Another Soccer World Cup, another champion from Europe. Everyone is waxing lyrical at the moment about how wonderful the Soccer World Cup is, and how it bring all nations together in harmony with a common goal. The truth, as this essay will demonstrate, is that cricket is more of a global sport than soccer by at least three major measures.
Geographic representation
As can be seen by the quarterfinalists of the recently concluded Soccer World Cup, soccer is still very much a European sport. Six of the eight quarterfinalists came from this one continent that contains less than 10% of the world’s population.
Over the last three FIFA World Cups, 23 of the 24 quarterfinalists have come from either Europe or Latin America. The single exception was Ghana, back in 2010. So only two continents are ever really represented by the finalists in Soccer World Cups. Asia, Africa, Anglo America, Australia and Oceania don’t feature – a group of countries that includes the world’s five most populous.
For the most part, only Europeans and South Americans really play soccer, but they are capable of getting an extremely high level of performance out of Africans that have been integrated into European structures. Sufficient evidence for this comes from the fact that France won the 2018 World Cup just now.
Since World War Two, only one team from outside Europe and Latin America has ever made a Soccer World Cup semifinal: South Korea in 2002, and they only advanced that far thanks to some extremely questionable refereeing decisions. Every single other semifinalist has been from one of two continents. This is hardly befitting of “the world sport”.
The Cricket World Cup, by contrast, brings the entire world together. The last Cricket World Cup, in 2015, featured teams from four different continents at the semifinal stage: Asia, Africa, Australia and Oceania. Teams from North America and Europe have previously contested finals, meaning the overall reach of the sport is greater than that of soccer.
Population
Some people object to the statement made in the first section of this essay. Although most are willing to concede that the geographical representation of soccer is not great, many will nevertheless insist that Europe is a great population centre and therefore can’t merely be counted as one continent. This may have been true a century ago, but no longer is.

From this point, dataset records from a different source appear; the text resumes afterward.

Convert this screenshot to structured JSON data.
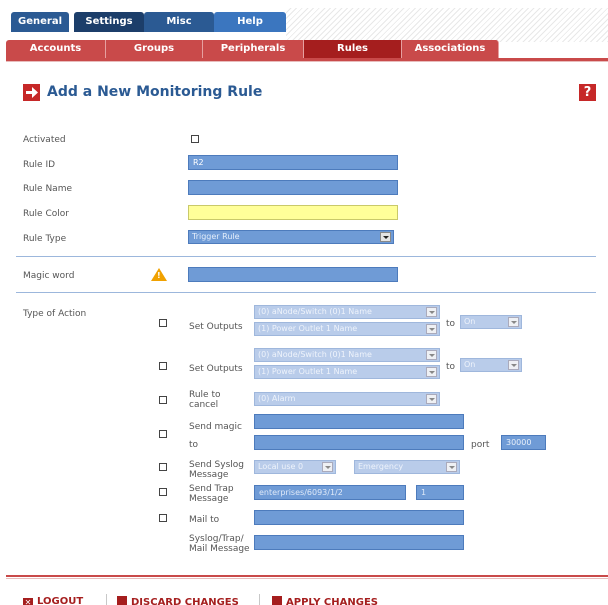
{
  "top_tabs": [
    "General",
    "Settings",
    "Misc",
    "Help"
  ],
  "sub_tabs": [
    "Accounts",
    "Groups",
    "Peripherals",
    "Rules",
    "Associations"
  ],
  "heading": "Add a New Monitoring Rule",
  "help_glyph": "?",
  "warning_glyph": "!",
  "form": {
    "activated_label": "Activated",
    "rule_id_label": "Rule ID",
    "rule_id_value": "R2",
    "rule_name_label": "Rule Name",
    "rule_color_label": "Rule Color",
    "rule_type_label": "Rule Type",
    "rule_type_value": "Trigger Rule",
    "magic_word_label": "Magic word",
    "type_of_action_label": "Type of Action"
  },
  "actions": {
    "set_outputs_label": "Set Outputs",
    "to_label": "to",
    "set1_sel1": "(0) aNode/Switch (0)1 Name",
    "set1_sel2": "(1) Power Outlet 1 Name",
    "set1_to": "On",
    "set2_sel1": "(0) aNode/Switch (0)1 Name",
    "set2_sel2": "(1) Power Outlet 1 Name",
    "set2_to": "On",
    "rule_to_cancel_label": "Rule to\ncancel",
    "rule_to_cancel_value": "(0) Alarm",
    "send_magic_label": "Send magic",
    "to_label2": "to",
    "port_label": "port",
    "port_value": "30000",
    "send_syslog_label": "Send Syslog\nMessage",
    "syslog_facility": "Local use 0",
    "syslog_severity": "Emergency",
    "send_trap_label": "Send Trap\nMessage",
    "trap_oid": "enterprises/6093/1/2",
    "trap_field2": "1",
    "mail_to_label": "Mail to",
    "message_label": "Syslog/Trap/\nMail Message"
  },
  "bottom": {
    "logout": "LOGOUT",
    "discard": "DISCARD CHANGES",
    "apply": "APPLY CHANGES"
  },
  "colors": {
    "nav_blue": "#2b5a93",
    "tab_red": "#c94a4a",
    "active_red": "#a51e1e",
    "field_blue": "#6f9bd6",
    "color_field": "#ffff99"
  }
}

The population of Europe is 741,000,000. The population of Latin America is 640,000,000. This means that virtually all of the Soccer World Cup quarterfinalists throughout history come from a bloc of 1,381,000,000 people, roughly 20% of the world’s population.
The remaining 80% of the world’s population – comprising China, India, Africa, Indonesia and Pakistan – essentially never get representation among the final eight teams of Soccer World Cups. India and Pakistan have both won Cricket World Cups, by contrast, and are perennial quarterfinalists along with Bangladesh, South Africa and Sri Lanka.
The population of India, where cricket is the only game in town, is 1,325,000,000, essentially the same as the combined populations of Europe and Latin America. This is a fact that needs repeating for those who think that soccer is the global game: the combined populations of the only places capable of competing at the top level of soccer only just equals the population of India alone.
Measuring population properly requires that we add, to the cricket-fanatic side of the ledger, Pakistan (pop. 208,000,000), Bangladesh (pop. 163,000,000), Sri Lanka and Australia (c. 60,000,000), plus several million others in England, South Africa, New Zealand, Ireland and the West Indies, where cricket might not be the national sport but is still one of the major ones.
Against this, soccer has much less overall market share in the countries in which it is popular than cricket does. In Europe and Latin America, soccer has to compete with volleyball, basketball, tennis, handball and golf; in India, Pakistan, Bangladesh, Sri Lanka and Afghanistan, cricket is completely dominant. Therefore, it must have more total fans in the world than soccer does.
Appeal within nations
Possibly the most crucial of the three difference between the sports is this one. Soccer mostly appeals to a lower socioeconomic demographic, for who the sport is an escape from the drudgery of everyday life, akin to a circus. Cricket, by contrast, appeals to a higher socioeconomic demographic, for who the sport is the complete test of mental and physical strength and skill and more akin to improvisational theatre.
Soccer players are frequently crude, brutal, thuggish. They cheat so shamelessly that many consider it part of the game. Cricket is a sharp contrast. Men like Rahul Dravid, Ross Taylor and AB de Villiers are complete gentlemen: gracious in victory and defeat, magnanimous, charismatic, serene. Former Indian captain Mahendra Singh Dhoni is literally a prince. He is the upper class of the upper class, an aristocrat by any measure.
If any doubt remains that soccer fans are inherently more base than cricket fans, simply examine the writings of former cricketers like Martin Crowe and Kumar Sangakkara on CricInfo. There is no soccer equivalent.
What soccer is – and this is the cornerstone of its apparent popularity – is the McDonald’s of world sports. It’s a corporatised appeal to the dopamine-deprived brains of society’s lowest common denominator, which is all it can really be on account of its simplistic and luck-based nature. Soccer fans like to tout the ease of understanding the sport as one of its drawcards, but it reality this simply makes it boring to anyone with an IQ over 110 or so.
Over a billion people watched the final of the 2018 FIFA World Cup, according to FIFA themselves. However, more people saw the India vs. Pakistan match during the 2015 Cricket World Cup. The world record for concurrent viewers to a live-streaming platform was set at 10,700,000 earlier this year, not by the final of a European soccer league but by the Indian Premier League of T20 cricket.
What does it mean that more people watch a group match in the Cricket World Cup than the final of the hypefest that is the Soccer World Cup? What does it mean that more people watch the final of an Indian cricket league than the final of any European soccer league? It can only mean that cricket appeals to more human beings than soccer does.
In summary, the delusion that soccer is the “global game”, simply because it’s played in Europe, Latin America and Africa, has to end. Europe is now less than 10% of the world’s population, barely more than half of the population of India alone. If those Indians are to be considered people of equal value to the Europeans, it must be conceded that their passions are of equal value. If so, cricket is a more passionately-followed sport than soccer, measured on a global basis.